Mensen lijden op een andere, meer gelaagde manier dan dieren. Terwijl een dier slechts pijn ervaart in het hier en nu, kan een mens ‘lijden aan het lijden’ doordat hij via zijn bewustzijn op zijn lijden reflecteert. Zo kunnen zelfs de meest banale, alledaagse gevallen van teleurstelling of pijn de vraag naar het ‘waarom’ van het bestaan oproepen. De Vlaamse psychiater Dirk de Wachter beweert dan ook dat hij in feite ‘altijd over hetzelfde praat: de zin van het leven. Daarover gaan alle vragen in mijn praktijk: waarom leef ik? Waarom leef ik als mijn man met wie ik twintig jaar samen was er vandoor is met zijn secretaresse? Waarom leef ik als mijn zoon voor wie ik alles heb gedaan, mij niet meer wil zien?’

Zo lang alles soepeltjes verloopt, is het gemakkelijk zingevingsvragen te ontwijken. Maar ze dringen zich onvermijdelijk op zodra het leven even niet meer leuk is en de zin ervan dus niet meer vanzelfsprekend. De Wachter vindt die vragende toestand heel normaal: verdriet en tegenslag horen nu eenmaal bij het leven, zoals het ook heel normaal is af en toe stil te staan bij de vraag waarom je eigenlijk leeft. Met het stellen van die vraag komt volgens filosoof Ton Lemaire ons ‘oerverdriet’ aan de oppervlakte: het diepmenselijke verdriet omdat we nu eenmaal niet volmaakt zijn, ten diepste kwetsbaar zijn en weten dat we uiteindelijk zullen sterven. Hoewel deze kwetsbaarheid ons leven enerzijds verdiept en extra kostbaar maakt, maakt het ons aan de andere kant ook ‘troostbehoeftig’: wij zijn wezens met een diepe nood aan manieren om de onvolmaaktheid te verdragen en ons ermee te verzoenen.

Verachtelijke troost

Niet alle moeilijke situaties vragen om troost, meent filosoof Hans Blumenberg. ‘Soms kan het zoeken of bieden van troost zelfs verachtelijk zijn.’ Je gaat namelijk pas over tot troost als je ‘gelooft dat er niets aan de status quo kan worden veranderd, en dus alle pogingen daartoe opgeeft.’
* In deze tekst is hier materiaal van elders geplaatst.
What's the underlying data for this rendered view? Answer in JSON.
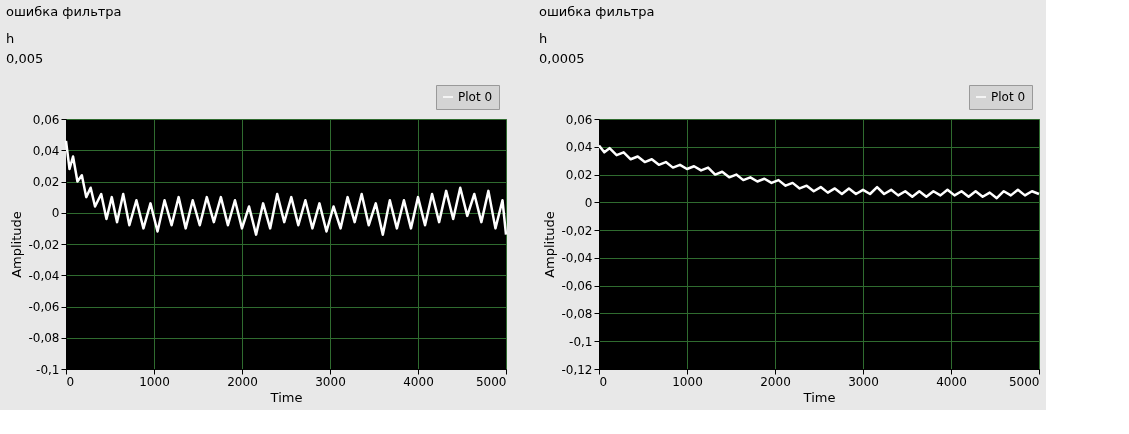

Troost gaat gepaard met een zekere berusting tegenover de omstandigheden en zou een mens kunnen beroven van de motivatie om iets aan zijn situatie te veranderen. ‘In de waardering van revolutionaire geesten zal troost wel een soort opium zijn,’ aldus filosoof Cornelis Verhoeven.

Het is dan ook begrijpelijk dat feministe Germaine Greer de uitspraak deed: ‘Wij horen ongetroost te zijn.’ Onverzoend leed kan een krachtige motor vormen om je eigen leven of de wereld te veranderen en een enorme bron van strijdbaarheid in de mens aanwakkeren. Troost daarentegen sust die strijdlust juist in slaap.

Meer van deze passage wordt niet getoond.